Google offers free tools to identify and prioritize web performance issues, which is the first step towards improving web performance. Two approaches to analyzing web performance are lab tests and field data. Lab tests involve emulating a device and are useful for discovering specific performance issues, whereas field data takes into account real user experiences. Google’s Lighthouse is an open-source program that offers synthetic testing, and the Chrome UX Report collects field data from users. Users can access these tools in several ways, including automated audits through PageSpeed Insights, Lighthouse analysis through the Developer Tools tab in the Chrome browser, and exploring raw data through the command line interface of BigQuery.

PageSpeed Insights provides an easy-to-interpret report on page load speed and opportunities for improvement. The tool is accessible via a simple web interface, and users can simply insert the URL of interest and press the Analyze button. The audit for the mobile experience is displayed by default, and the audit for the desktop experience is available in a separate tab. The first report shows the page’s Core Web Vitals, measured for real users navigating with Chrome Browser over the last 28 days. The metrics are given for the 75th percentile. Users can observe if their page fails the Core Web Vitals assessment, which can be bad for conversions and SEO.

The next part of the audit involves lab testing, which reproduces the loading experience in a controlled environment.
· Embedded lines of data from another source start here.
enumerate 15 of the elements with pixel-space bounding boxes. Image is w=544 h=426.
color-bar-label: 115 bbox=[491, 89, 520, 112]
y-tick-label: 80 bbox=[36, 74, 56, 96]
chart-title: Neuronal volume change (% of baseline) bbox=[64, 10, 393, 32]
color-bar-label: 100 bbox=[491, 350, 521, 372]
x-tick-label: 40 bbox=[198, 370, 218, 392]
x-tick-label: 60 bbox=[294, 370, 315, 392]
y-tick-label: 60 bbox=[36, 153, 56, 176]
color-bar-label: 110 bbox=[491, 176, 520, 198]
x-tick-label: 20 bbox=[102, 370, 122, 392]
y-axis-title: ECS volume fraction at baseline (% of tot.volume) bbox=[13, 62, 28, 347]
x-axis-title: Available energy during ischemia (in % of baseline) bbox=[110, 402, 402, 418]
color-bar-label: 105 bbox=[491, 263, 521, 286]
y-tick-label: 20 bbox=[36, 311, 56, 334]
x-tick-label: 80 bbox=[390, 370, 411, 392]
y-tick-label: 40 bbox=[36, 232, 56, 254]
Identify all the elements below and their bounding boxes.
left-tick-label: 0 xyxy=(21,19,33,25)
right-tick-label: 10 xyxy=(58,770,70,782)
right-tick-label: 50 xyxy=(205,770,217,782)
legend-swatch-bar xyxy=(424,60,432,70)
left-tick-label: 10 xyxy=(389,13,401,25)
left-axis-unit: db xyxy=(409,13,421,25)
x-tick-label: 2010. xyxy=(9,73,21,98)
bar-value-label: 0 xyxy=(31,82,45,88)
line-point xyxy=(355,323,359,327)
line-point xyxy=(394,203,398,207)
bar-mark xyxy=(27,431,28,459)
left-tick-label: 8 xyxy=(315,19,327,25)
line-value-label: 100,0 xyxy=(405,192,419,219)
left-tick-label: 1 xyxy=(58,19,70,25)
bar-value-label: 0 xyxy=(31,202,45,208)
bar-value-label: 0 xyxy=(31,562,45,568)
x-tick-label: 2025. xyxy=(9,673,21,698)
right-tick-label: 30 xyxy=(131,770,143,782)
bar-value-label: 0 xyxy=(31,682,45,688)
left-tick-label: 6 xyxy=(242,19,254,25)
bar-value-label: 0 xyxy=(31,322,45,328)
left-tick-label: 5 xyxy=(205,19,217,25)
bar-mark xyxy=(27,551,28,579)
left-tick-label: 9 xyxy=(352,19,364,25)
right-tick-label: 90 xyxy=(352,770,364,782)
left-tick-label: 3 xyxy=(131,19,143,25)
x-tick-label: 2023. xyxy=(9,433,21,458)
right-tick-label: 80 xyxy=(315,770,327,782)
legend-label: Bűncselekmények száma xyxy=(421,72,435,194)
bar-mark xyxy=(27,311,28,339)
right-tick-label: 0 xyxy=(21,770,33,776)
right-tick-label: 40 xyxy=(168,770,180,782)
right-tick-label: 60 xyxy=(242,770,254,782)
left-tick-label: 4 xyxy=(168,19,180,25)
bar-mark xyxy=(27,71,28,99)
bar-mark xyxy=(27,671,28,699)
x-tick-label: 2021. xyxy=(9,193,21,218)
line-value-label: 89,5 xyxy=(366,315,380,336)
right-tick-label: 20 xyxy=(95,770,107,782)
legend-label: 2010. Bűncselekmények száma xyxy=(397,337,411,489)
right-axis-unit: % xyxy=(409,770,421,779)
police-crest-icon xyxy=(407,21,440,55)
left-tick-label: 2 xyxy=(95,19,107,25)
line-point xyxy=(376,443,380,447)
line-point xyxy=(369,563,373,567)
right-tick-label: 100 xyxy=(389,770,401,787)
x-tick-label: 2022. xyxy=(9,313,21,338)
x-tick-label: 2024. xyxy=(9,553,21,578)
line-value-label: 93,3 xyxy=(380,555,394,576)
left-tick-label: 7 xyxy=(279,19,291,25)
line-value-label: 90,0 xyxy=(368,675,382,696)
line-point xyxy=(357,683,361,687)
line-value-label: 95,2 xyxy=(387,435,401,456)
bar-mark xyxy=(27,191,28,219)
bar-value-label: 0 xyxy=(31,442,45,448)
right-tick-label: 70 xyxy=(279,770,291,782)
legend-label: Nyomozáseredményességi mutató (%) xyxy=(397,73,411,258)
This helps to identify the sources of poor performance. The audit is powered by Google Lighthouse, which emulates a connection on a Moto G4 mobile with a slow 4G connection. The page is rated for four aspects: loading performance, accessibility, UX best practices, and SEO optimization. The scores are normalized, with a score below 50 considered poor and marked in red.

While Google Lighthouse is a reference for lab testing, it lacks flexibility when used out of the box. An alternative with more flexibility is provided by WebPageTest, which can emulate a much wider range of conditions.